Recipe: Enchilada Casserole with Sweet Potatoes and Corn
Photo: Sweet Potato Corn Enchiladas
1 pound sweet potatoes (about 1 large or 2 small), peeled and cut into 1/2-inch cubes
1 1/2 cups shredded Monterey Jack cheese, divided
2 ears sweet corn, shucked
2 teaspoons lime juice
1 teaspoon olive oil
16-ounce jar green chili sauce, green enchilada sauce or salsa verde, divided
Coarse kosher salt and freshly ground pepper
1/3 cup sour cream
15-ounce can no-salt pinto beans, drained and rinsed
9 (6-inch) corn tortilla
Heat oven to 425 degrees F and line a rimmed baking sheet with parchment paper or foil.
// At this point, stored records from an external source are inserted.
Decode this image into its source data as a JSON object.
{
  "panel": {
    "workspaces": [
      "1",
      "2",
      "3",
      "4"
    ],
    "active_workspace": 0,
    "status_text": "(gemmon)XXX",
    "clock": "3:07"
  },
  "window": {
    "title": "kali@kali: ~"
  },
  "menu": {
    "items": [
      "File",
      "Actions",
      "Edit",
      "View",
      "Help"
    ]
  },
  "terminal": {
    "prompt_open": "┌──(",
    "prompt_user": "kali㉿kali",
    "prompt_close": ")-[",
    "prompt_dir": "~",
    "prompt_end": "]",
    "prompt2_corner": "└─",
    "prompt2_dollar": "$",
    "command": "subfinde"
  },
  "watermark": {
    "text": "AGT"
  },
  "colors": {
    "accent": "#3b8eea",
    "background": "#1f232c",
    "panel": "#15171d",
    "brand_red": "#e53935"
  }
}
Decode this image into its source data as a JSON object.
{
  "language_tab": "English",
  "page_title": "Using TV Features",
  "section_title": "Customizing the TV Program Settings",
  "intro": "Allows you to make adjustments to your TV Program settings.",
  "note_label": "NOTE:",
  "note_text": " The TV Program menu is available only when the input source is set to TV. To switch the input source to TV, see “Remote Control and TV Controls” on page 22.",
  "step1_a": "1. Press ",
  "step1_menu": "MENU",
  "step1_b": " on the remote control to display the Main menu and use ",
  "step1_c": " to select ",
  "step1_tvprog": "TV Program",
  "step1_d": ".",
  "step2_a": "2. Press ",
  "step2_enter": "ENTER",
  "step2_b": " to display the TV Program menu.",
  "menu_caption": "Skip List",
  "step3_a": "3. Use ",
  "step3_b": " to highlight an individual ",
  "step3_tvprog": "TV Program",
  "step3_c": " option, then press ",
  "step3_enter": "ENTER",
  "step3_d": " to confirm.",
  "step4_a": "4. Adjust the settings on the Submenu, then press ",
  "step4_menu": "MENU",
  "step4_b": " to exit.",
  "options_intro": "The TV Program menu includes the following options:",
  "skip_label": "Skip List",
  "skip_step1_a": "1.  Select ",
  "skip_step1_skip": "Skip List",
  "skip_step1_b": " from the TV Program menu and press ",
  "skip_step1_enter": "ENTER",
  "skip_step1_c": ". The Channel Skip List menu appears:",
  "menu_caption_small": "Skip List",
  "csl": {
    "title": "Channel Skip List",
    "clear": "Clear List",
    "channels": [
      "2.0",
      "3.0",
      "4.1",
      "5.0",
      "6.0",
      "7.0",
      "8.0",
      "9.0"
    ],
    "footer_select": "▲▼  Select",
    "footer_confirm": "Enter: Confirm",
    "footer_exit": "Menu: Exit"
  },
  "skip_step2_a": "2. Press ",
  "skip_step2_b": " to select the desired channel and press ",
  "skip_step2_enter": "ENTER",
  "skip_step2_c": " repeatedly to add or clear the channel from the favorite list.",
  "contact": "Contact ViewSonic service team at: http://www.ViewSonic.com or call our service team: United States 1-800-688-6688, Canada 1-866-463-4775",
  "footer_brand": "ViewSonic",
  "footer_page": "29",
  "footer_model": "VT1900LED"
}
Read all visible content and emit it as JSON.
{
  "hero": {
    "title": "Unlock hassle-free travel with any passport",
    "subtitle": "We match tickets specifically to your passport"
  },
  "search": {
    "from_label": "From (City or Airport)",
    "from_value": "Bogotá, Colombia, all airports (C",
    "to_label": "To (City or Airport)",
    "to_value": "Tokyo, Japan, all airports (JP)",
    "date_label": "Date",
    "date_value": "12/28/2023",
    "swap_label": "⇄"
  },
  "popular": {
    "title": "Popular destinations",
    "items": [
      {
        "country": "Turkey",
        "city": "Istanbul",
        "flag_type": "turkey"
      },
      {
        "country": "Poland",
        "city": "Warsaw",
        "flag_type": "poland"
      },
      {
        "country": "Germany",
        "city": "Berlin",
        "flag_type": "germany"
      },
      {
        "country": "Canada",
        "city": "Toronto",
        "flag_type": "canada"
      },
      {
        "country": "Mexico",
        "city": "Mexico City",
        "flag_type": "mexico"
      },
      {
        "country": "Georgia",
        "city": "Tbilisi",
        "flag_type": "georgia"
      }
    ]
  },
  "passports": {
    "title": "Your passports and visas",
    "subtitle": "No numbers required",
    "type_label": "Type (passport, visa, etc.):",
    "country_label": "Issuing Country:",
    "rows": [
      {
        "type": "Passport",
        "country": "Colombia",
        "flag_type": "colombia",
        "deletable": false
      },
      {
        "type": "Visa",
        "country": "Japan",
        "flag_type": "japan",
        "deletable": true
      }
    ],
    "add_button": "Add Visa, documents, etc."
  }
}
Place sweet potatoes and corn ears on baking sheet and toss with oil; season with salt and pepper. Roast, stirring occasionally with a wooden spoon, until vegetables are tender and lightly browned, about 25 minutes. Allow to cool completely; use a sharp knife to cut corn kernels from cob.
In a large mixing bowl, combine sweet potatoes, corn, pinto beans, 1 cup cheese, lime juice and 1/4 cup green chili sauce; season with salt and pepper. In another bowl, stir together remaining chili sauce and sour cream.
Oil an 8x8-inch glass baking dish or spray with cooking spray. Spread 1/4 cup sauce in bottom of dish and top with 4 overlapping tortillas. Top with half bean mixture and half chili sauce. Cover with another layer of 5 tortillas. Top with remaining bean mixture, sauce and 1/2 cup cheese. Oil or spray one side of a sheet of aluminum foil and place it face down over the casserole, sealing edges tightly. Wrap dish tightly in plastic wrap and freeze up to 1 month.
To bake from frozen: Heat oven to 400 degrees F and remove plastic wrap from dish. Bake covered for 40 minutes; remove foil and continue baking until cheese is lightly browned and casserole is thoroughly heated, about 35 to 40 minutes more. Let sit 5 minutes before cutting.
Note: To avoid overly mushy tortillas, this casserole is not as saucy as regular rolled enchiladas. If you prefer a saucier dish, buy an extra jar of green chili sauce and serve it warmed on the side.